EfficientUnet-PyTorch
EfficientUnet-PyTorch copied to clipboard
How to use it with Multi GPU
Thank you for your sharing!!! when I run with single GPU,it runs well, but when I run with multi GPU, it occur error
RuntimeError: Function CatBackward returned an invalid gradient at index 1 - expected device cuda:1 but got cuda:0
could you give some advice on this error?
@Hesene Hello Hesene, in my lab I only have one single 2080Ti, therefore I cannot replicate this issue. I'm sorry about it!
@Hesene Hello Hesene, in my lab I only have one single 2080Ti, therefore I cannot replicate this issue. I'm sorry about it!
Ok, thank you for your code, it help me a lot
I face the same problem. Which part is the cause?
did you use torch.nn.DataParallel()?
did you use torch.nn.DataParallel()?
no I didn't, but I think it may work
I face the same problem. Which part is the cause?

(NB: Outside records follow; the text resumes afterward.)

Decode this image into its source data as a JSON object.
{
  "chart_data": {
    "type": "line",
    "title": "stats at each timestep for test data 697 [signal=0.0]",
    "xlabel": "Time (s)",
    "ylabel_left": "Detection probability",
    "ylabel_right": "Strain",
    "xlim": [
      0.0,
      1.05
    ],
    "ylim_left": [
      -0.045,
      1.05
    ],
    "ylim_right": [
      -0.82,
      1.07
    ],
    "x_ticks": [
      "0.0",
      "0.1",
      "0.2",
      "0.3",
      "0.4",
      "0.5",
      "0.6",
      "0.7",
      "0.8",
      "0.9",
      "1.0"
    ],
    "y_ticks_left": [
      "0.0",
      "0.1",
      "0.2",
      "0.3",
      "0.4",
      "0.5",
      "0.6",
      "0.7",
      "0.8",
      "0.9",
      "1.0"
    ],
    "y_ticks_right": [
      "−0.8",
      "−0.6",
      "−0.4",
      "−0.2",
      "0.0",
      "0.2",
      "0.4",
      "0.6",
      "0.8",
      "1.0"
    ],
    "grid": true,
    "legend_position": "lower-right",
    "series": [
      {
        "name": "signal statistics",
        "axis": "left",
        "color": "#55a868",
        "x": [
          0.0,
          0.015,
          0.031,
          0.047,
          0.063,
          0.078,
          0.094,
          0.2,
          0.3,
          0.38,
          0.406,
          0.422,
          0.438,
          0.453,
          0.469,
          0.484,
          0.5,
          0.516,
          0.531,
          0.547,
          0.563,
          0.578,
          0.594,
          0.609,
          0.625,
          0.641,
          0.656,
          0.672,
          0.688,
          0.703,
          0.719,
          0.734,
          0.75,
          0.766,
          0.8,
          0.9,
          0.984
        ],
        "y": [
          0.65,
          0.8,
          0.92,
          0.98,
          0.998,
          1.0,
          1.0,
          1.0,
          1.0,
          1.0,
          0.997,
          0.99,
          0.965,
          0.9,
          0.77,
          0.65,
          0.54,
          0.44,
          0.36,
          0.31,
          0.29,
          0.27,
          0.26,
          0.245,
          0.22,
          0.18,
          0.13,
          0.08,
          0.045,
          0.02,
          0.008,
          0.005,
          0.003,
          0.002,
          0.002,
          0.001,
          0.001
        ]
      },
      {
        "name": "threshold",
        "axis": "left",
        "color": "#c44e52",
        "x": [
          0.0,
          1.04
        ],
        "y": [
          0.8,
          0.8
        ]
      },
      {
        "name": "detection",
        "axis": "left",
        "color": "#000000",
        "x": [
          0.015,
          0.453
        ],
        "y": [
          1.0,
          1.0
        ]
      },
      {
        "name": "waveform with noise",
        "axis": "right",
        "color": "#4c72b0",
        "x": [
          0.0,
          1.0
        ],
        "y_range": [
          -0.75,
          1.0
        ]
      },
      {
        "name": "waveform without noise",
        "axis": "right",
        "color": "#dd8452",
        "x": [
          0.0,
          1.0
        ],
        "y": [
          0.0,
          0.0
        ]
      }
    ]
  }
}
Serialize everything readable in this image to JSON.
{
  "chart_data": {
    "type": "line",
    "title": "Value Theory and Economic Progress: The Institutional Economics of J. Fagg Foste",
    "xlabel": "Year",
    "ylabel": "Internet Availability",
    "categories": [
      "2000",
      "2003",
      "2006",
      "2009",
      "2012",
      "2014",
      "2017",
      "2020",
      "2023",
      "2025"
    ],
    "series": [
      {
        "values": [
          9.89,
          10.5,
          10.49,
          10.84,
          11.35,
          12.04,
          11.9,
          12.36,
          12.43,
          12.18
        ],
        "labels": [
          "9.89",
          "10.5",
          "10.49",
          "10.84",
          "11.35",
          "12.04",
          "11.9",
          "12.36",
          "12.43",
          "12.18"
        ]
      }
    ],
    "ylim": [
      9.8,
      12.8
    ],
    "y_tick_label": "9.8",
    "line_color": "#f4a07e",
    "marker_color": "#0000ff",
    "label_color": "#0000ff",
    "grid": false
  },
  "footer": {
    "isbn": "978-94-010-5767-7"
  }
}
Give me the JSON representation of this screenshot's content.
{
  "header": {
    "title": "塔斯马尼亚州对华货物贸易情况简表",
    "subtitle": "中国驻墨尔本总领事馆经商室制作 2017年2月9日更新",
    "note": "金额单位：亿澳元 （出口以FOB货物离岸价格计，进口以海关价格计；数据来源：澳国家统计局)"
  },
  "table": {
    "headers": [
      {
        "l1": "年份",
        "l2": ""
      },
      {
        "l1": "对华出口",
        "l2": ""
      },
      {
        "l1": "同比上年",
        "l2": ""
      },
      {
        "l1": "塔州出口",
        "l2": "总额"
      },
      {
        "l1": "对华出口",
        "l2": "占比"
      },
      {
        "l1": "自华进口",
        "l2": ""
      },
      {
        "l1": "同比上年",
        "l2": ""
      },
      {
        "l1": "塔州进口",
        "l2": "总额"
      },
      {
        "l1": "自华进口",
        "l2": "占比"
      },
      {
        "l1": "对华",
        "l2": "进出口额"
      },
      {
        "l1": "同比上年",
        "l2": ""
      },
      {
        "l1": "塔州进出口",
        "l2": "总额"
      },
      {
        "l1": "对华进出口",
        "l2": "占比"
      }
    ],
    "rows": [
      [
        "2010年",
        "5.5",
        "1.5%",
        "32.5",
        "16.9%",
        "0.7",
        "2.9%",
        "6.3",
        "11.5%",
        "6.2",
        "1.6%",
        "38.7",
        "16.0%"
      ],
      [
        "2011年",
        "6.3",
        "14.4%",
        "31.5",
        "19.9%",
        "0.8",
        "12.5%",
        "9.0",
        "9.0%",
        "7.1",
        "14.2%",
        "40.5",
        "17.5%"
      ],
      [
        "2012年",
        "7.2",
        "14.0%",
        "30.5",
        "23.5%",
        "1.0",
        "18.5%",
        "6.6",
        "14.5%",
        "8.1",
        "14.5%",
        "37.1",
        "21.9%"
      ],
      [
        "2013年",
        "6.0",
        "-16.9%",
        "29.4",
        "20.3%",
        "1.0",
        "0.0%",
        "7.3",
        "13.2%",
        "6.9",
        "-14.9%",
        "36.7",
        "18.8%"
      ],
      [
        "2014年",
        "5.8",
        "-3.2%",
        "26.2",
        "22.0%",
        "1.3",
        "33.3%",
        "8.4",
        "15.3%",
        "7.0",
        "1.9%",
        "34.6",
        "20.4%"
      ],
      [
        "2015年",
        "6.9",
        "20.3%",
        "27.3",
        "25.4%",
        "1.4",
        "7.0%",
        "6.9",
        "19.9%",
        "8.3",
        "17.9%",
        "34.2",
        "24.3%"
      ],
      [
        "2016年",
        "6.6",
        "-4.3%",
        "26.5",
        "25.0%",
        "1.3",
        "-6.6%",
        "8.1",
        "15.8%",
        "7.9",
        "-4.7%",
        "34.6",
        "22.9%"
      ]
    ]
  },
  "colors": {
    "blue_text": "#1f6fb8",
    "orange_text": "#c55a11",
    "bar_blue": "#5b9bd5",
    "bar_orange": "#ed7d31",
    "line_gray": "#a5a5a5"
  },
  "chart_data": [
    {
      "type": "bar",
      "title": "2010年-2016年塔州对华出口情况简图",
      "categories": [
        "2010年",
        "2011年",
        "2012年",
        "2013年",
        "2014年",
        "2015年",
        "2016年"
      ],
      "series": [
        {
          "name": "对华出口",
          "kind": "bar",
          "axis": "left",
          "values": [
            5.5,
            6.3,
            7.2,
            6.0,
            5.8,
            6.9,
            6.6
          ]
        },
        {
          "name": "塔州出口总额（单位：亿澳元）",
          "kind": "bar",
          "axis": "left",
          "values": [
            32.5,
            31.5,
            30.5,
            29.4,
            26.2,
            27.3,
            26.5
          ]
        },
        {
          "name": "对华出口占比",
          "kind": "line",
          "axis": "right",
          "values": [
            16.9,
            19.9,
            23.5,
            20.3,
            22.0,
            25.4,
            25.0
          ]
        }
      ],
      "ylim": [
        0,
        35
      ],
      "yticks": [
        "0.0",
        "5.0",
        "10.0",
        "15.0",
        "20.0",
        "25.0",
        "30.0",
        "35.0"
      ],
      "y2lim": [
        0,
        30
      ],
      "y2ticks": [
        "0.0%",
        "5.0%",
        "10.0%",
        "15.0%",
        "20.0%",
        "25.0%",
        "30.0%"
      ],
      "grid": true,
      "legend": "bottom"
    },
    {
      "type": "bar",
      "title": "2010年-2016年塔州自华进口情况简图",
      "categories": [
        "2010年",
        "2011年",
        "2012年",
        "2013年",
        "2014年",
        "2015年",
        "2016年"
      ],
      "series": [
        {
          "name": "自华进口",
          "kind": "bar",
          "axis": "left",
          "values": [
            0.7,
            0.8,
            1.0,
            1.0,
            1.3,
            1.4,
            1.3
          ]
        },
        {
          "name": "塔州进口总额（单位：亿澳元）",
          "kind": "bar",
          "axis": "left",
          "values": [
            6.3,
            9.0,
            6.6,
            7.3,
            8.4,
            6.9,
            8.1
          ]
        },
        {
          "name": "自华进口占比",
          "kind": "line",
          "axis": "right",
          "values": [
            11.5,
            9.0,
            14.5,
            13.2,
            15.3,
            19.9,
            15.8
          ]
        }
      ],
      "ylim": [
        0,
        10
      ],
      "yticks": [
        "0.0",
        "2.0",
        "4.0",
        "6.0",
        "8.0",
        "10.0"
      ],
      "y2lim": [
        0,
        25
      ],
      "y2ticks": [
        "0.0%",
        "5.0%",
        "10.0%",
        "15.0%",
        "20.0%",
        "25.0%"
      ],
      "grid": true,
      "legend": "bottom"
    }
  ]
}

I'm not sure, but I think you can try to integrate nn.DataParallel() into the source code
I face the same problem. Which part is the cause?
I'm not sure, but I think you can try to integrate
nn.DataParallel()into the source code
I use efficientnet as backbone to trian a object detection model, and the nn.DataParallel() works fine, the only issue is the speed of multi gpu is quit slow
I'm seeing a similar issue when running with nn.DataParallel:
RuntimeError: Caught RuntimeError in replica 0 on device 0.
Original Traceback (most recent call last):
File "/home/ryanstout/.local/share/virtualenvs/arsenal_train2-TlJZ47AR/lib/python3.7/site-packages/torch/nn/parallel/parallel_apply.py", line 60, in _worker
output = module(*input, **kwargs)
File "/home/ryanstout/.local/share/virtualenvs/arsenal_train2-TlJZ47AR/lib/python3.7/site-packages/torch/nn/modules/module.py", line 550, in __call__
result = self.forward(*input, **kwargs)
File "/home/ryanstout/.local/share/virtualenvs/arsenal_train2-TlJZ47AR/lib/python3.7/site-packages/efficientunet/efficientunet.py", line 106, in forward
x = torch.cat([x, blocks.popitem()[1]], dim=1)
RuntimeError: All input tensors must be on the same device. Received cuda:0 and cuda:1
Any ideas?
Thanks!
I'm seeing a similar issue when running with nn.DataParallel:
RuntimeError: Caught RuntimeError in replica 0 on device 0. Original Traceback (most recent call last): File "/home/ryanstout/.local/share/virtualenvs/arsenal_train2-TlJZ47AR/lib/python3.7/site-packages/torch/nn/parallel/parallel_apply.py", line 60, in _worker output = module(*input, **kwargs) File "/home/ryanstout/.local/share/virtualenvs/arsenal_train2-TlJZ47AR/lib/python3.7/site-packages/torch/nn/modules/module.py", line 550, in __call__ result = self.forward(*input, **kwargs) File "/home/ryanstout/.local/share/virtualenvs/arsenal_train2-TlJZ47AR/lib/python3.7/site-packages/efficientunet/efficientunet.py", line 106, in forward x = torch.cat([x, blocks.popitem()[1]], dim=1) RuntimeError: All input tensors must be on the same device. Received cuda:0 and cuda:1Any ideas?
Thanks!
Hi, bro. Are you solved the problem?
I suspect that this problem is due to the sharing of a certain module in Efficientunet, which results in this module being only on one GPU, perhaps the encoder……
I suspect that this problem is due to the sharing of a certain module in Efficientunet, which results in this module being only on one GPU, perhaps the encoder……
I agree, I'm now facing the same problem.
@NPU-Franklin Franklin created a PR (#11 ) to support multi GPUs. I do not have multi cards therefore I cannot test it. But maybe you can give it a try.